What We Do:
The long-standing scientific focus of the Romer laboratory is molecular signaling in vascular injury, repair, and regeneration, with a special emphasis on post-translational modification by phosphorylation. Care has been taken over the past two decades to build a multidisciplinary team that incorporates expertise in the biochemistry, molecular biology, and mechanochemical signaling of cell adhesion, the cell biology of cytoskeletal organization, matrix biology, and regenerative medicine. A strong network of international and local collaboration and the outstanding efforts of students from the Biomedical Engineering, and Cell and Molecular Medicine programs at Johns Hopkins have supported a rich intellectually and ethnically diverse environment that has helped the lab to thrive.
Current and recent work includes the definition of mechanotransduction pathways in matrix assembly and cellular responses to microenvironmental geometry (separate grants funded by the Division of Materials Science Research, and by the Division of Chemical, Bioengineering, Environmental, and Transport Systems, both at the National Science Foundation), molecular mechanisms of NO dysregulation and vascular dysfunction in cardiovascular disease (funded by NHLBI, the American Heart Association, the MedImmune Corporation, a T32 postdoctoral fellowship from the JHU Children’s Center, Gilead Sciences Research Scholars Program in Pulmonary Arterial Hypertension, Pearl M. Stetler Research Fund for Women, and Pulmonary Hypertension Association), and microvascular tissue engineering and biomimetic vascular grafts (funded by the Posen Foundation, Kley Dom Biomimetics, and NICHD).

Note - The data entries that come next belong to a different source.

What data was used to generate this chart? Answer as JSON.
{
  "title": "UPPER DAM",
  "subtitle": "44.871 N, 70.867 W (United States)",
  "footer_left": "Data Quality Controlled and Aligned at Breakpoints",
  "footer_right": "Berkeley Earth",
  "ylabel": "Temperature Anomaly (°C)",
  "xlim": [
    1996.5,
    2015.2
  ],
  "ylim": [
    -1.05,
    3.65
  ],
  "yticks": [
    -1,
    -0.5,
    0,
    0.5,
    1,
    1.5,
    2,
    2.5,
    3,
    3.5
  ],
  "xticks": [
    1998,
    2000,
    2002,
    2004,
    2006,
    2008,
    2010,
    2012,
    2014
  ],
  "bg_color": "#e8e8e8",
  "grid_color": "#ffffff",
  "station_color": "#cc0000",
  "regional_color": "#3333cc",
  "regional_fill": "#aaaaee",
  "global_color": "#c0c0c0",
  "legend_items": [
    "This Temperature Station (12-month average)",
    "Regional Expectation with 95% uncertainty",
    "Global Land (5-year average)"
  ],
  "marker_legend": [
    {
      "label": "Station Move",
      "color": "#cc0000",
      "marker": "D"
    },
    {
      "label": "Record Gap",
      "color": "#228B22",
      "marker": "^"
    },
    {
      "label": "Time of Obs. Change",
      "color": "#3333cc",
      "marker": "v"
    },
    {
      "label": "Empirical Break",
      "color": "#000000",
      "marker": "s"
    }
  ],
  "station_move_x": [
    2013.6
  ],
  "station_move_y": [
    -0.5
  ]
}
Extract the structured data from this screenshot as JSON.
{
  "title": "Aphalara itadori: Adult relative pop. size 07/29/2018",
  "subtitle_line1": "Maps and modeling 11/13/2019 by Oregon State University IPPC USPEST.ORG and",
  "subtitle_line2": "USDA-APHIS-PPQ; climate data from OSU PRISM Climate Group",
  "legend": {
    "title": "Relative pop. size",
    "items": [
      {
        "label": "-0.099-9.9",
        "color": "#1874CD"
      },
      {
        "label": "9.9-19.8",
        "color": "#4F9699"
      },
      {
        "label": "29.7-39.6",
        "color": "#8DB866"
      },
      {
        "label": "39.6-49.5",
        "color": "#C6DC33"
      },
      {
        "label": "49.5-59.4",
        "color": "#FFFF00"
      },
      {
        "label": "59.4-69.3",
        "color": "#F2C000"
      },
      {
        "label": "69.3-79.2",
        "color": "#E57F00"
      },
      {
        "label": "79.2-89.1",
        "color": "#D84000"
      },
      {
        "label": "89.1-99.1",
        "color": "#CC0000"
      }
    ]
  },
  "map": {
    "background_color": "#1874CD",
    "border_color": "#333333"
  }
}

Our multi-level studies focus on vasculopathy in development, pulmonary hypertension, and atherogenesis, and range from transcriptional regulation, to the biochemistry of post-translational modification (phosphorylation, neddylation, and ubiquitination), and proteasomal degradation, to real time imaging of subcellular trafficking, to whole tissue and organism work with a novel transgenic mouse line with human HDAC2 expression that is specific to the vascular endothelium.